Mariana subió a la galería alta y comprobó que el agente seguía de cháchara. Se encerró en su alcoba, se desvistió a toda prisa y se puso un sayo negro de su madre, unas tupidas medias del mismo color y se calzó unas alpargatas. Luego se recogió el pelo y se cubrió la cabeza con un manto. Introdujo en una faltriquera un buen puñado de monedas que sacó de la arqueta donde guardaba el dinero y salió a la galería sin hacer ruido. Ganó la terracita que daba al patio de la casa de al lado, se agarró al bajante y comenzó a descender con cuidado. Se detuvo al escuchar un crujido, el canalón amenazaba con desprenderse. Con el corazón encogido, reemprendió la bajada, tenía a su favor el ruido que hacían los empedradores. Asiéndose a uno de los clavos que sujetaban el bajante a la pared, deslizó su cuerpo hasta que sus brazos no dieron más de sí. Tanteó con los pies, pero el suelo se encontraba a más de dos varas y ya no tenía más apoyos. Había que saltar. Hasta ella llegaba la charla de los empedradores, lo que era una mala señal, pues el agente de Pedrosa también podía oírla a ella. Se encontraba en una difícil situación y cada vez le dolían más los dedos. No tenía más opción que dejarse caer, porque no podía deshacer el camino. Negros pensamientos nublaban su mente cuando sus manos se soltaron, enganchándosele el manto que se rasgaba al tiempo que aterrizaba en el patio con un golpe seco. Se quedó inmóvil unos segundos. Ahora no escuchaba a los empedradores.
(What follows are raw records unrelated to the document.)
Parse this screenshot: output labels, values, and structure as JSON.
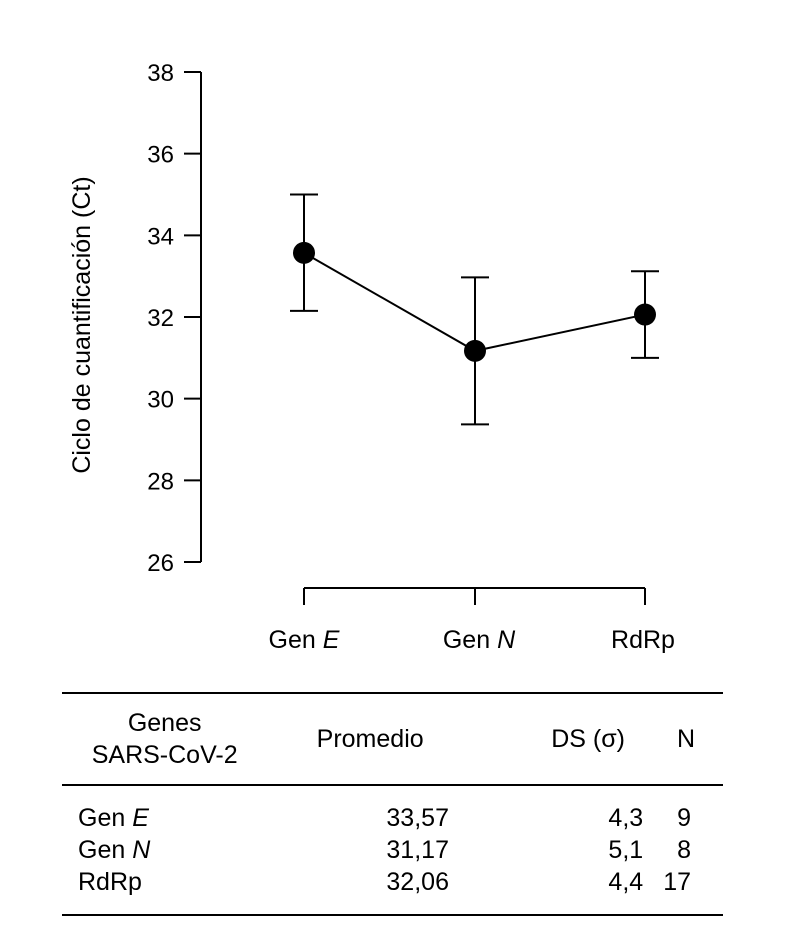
{
  "chart_data": {
    "type": "line",
    "ylabel": "Ciclo de cuantificación (Ct)",
    "ylim": [
      26,
      38
    ],
    "yticks": [
      26,
      28,
      30,
      32,
      34,
      36,
      38
    ],
    "categories": [
      {
        "prefix": "Gen ",
        "italic": "E"
      },
      {
        "prefix": "Gen ",
        "italic": "N"
      },
      {
        "prefix": "RdRp",
        "italic": ""
      }
    ],
    "values": [
      33.57,
      31.17,
      32.06
    ],
    "error_upper": [
      35.0,
      32.97,
      33.12
    ],
    "error_lower": [
      32.15,
      29.37,
      31.0
    ]
  },
  "table": {
    "headers": {
      "gene_line1": "Genes",
      "gene_line2": "SARS-CoV-2",
      "mean": "Promedio",
      "sd": "DS (σ)",
      "n": "N"
    },
    "rows": [
      {
        "prefix": "Gen ",
        "italic": "E",
        "mean": "33,57",
        "sd": "4,3",
        "n": "9"
      },
      {
        "prefix": "Gen ",
        "italic": "N",
        "mean": "31,17",
        "sd": "5,1",
        "n": "8"
      },
      {
        "prefix": "RdRp",
        "italic": "",
        "mean": "32,06",
        "sd": "4,4",
        "n": "17"
      }
    ]
  }
}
Estaba dolorida, pero se palpó el cuerpo y comprobó que no tenía nada roto. Buscó el portón de la calle. En la casa no habían notado su presencia.
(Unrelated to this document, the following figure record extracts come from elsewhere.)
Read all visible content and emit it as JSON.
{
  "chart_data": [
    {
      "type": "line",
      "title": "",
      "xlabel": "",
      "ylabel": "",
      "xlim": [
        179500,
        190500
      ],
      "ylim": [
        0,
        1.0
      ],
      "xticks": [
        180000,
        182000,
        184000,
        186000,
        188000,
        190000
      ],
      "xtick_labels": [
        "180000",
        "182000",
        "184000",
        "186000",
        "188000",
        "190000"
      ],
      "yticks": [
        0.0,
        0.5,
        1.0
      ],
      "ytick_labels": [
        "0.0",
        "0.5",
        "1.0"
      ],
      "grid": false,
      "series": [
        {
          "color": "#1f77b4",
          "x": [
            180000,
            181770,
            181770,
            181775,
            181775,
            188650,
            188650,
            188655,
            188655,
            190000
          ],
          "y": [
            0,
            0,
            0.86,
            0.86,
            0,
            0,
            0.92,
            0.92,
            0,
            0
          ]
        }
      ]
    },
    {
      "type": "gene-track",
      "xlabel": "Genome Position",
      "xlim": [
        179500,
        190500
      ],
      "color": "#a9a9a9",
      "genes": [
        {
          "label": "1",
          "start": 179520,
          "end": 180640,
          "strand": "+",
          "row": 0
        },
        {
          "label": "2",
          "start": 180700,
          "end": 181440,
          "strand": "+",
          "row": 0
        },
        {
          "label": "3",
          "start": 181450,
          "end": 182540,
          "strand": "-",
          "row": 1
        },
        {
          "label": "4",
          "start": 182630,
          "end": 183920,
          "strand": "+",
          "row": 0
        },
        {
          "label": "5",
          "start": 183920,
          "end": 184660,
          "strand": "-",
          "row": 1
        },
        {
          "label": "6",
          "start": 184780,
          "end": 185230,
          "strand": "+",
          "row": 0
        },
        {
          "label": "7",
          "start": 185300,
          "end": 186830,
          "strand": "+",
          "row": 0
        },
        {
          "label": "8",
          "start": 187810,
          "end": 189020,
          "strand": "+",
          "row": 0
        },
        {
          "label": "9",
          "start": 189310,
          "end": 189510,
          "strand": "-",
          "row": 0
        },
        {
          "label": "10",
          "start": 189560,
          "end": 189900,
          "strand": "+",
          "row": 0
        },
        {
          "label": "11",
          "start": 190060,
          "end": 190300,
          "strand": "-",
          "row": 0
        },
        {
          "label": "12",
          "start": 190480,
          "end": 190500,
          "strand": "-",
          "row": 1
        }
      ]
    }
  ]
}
—¿Habéis oído eso? —preguntó el agente, amoscado.

—Es como si se hubiera caído un saco —comentó un empedrador.

El agente palideció. Sin perder un instante, subió la escalera. Impaciente, dio unos suaves toques en la puerta de la alcoba de Mariana; llamó una segunda vez con más energía y, al no obtener respuesta, la abrió. Al encontrarla vacía corrió escalera abajo como un poseso. En la calle del Águila no se veía un alma, dobló la esquina y por la calle de la Verónica sólo se veía una vieja enlutada caminar hacia Recogidas. Angustiado, pensaba que la detenida no había tenido tiempo de alejarse. Alcanzó a la anciana y le preguntó:

—¿Ha visto a una mujer? Viste un traje de terciopelo azul.

—No. —La anciana no dejó de caminar y se recogió el manto sobre el mentón.

—Era joven y llevaba mucha prisa —insistió él, cada vez más preocupado.

La anciana no respondió y aceleró el paso. El agente sospechó algo.

—¡Alto! ¡Un momento!

La anciana continuó su marcha y el esbirro de Pedrosa sacó el vergajo y la amenazó. Sólo entonces se detuvo, mantenía apretado el manto bajo la barbilla. Sus ojos eran de un azul limpio, bellísimos para ser los de una anciana. Su aventura apenas había durado diez minutos. Al entrar en la casa los empedradores la miraron asombrados. Mientras subía la escalera y oía sus golpes ajustando los cantos del nuevo suelo del patio, pensaba en que a las acusaciones que pesaban sobre ella se añadía ahora la de prófuga.